Precision environmental health (PEH) is focused on understanding the basis of interindividual differences in disease susceptibility, progression, and severity, in a way that takes account of environmental exposures throughout life. PEH aims to provide the tools and understanding needed to better understand how environmental exposures affect individual health and disease susceptibility to ensure more equitable health status for all. A PEH approach requires integrating genome/epigenome profiles, measuring exposures at critical stages of life using the exposomics framework, public health, and incorporating powerful data science tools to create connections and understanding across many different types of data. Next generation PEH research occurs at the intersection of genomics, genomic modifications that do not change genomic sequences (epigenomics), and environmental exposures and is informed by other “-omics” data. The goal of PEH is to better understand individual environmental risk and susceptibility to help create and deliver personalized interventions for promoting health and for the prevention and treatment of disease.
Translational Goal
Advance PEH science to obtain a level of knowledge that will permit individuals and health care providers to better understand, manage, and communicate environmental risks, in both general and clinical settings, based on individual susceptibilities.
Priority Approaches
- Focus on understanding factors and markers of risk, resilience, and susceptibility at the individual level.
- Develop methods of measuring multiple exposures at the individual level so that exposures over time and from different sources can be better understood.
- Incorporate multiple “-omics” approaches for individual measurements from different tissues and at different timepoints across diverse populations of individuals.

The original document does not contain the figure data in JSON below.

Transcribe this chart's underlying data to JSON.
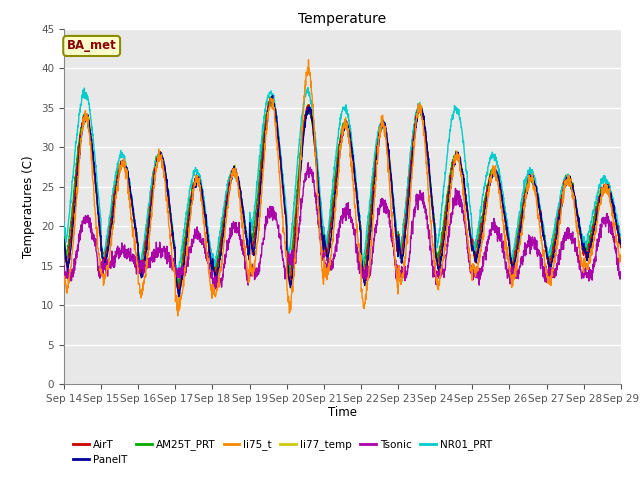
{
  "title": "Temperature",
  "xlabel": "Time",
  "ylabel": "Temperatures (C)",
  "ylim": [
    0,
    45
  ],
  "yticks": [
    0,
    5,
    10,
    15,
    20,
    25,
    30,
    35,
    40,
    45
  ],
  "annotation_text": "BA_met",
  "annotation_color": "#8B0000",
  "annotation_bg": "#FFFFCC",
  "annotation_border": "#8B8B00",
  "x_tick_labels": [
    "Sep 14",
    "Sep 15",
    "Sep 16",
    "Sep 17",
    "Sep 18",
    "Sep 19",
    "Sep 20",
    "Sep 21",
    "Sep 22",
    "Sep 23",
    "Sep 24",
    "Sep 25",
    "Sep 26",
    "Sep 27",
    "Sep 28",
    "Sep 29"
  ],
  "series_colors": {
    "AirT": "#CC0000",
    "PanelT": "#000099",
    "AM25T_PRT": "#00AA00",
    "li75_t": "#FF8800",
    "li77_temp": "#CCCC00",
    "Tsonic": "#AA00AA",
    "NR01_PRT": "#00CCCC"
  },
  "legend_order": [
    "AirT",
    "PanelT",
    "AM25T_PRT",
    "li75_t",
    "li77_temp",
    "Tsonic",
    "NR01_PRT"
  ],
  "plot_bg": "#E8E8E8",
  "linewidth": 1.0
}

- Conduct human studies using community-engaged research approaches, when possible, to identify and understand the factors or markers of risk, resilience, and susceptibility at the individual level.
- Develop human biology-based testing methods that provide insights into specific biological processes or disease states and represent population diversity to inform individual risk and susceptibility.
- Develop innovative approaches in data science, analytics, and artificial intelligence/machine learning (AI/ML),and improve computational methods for integration of complex data sets.
- Establish partnerships for sharing and integrating exposomics and genomics into environmental health studies to generate more holistic results.
- Advance research on communicating exposure and disease risk using the framework of precision prevention.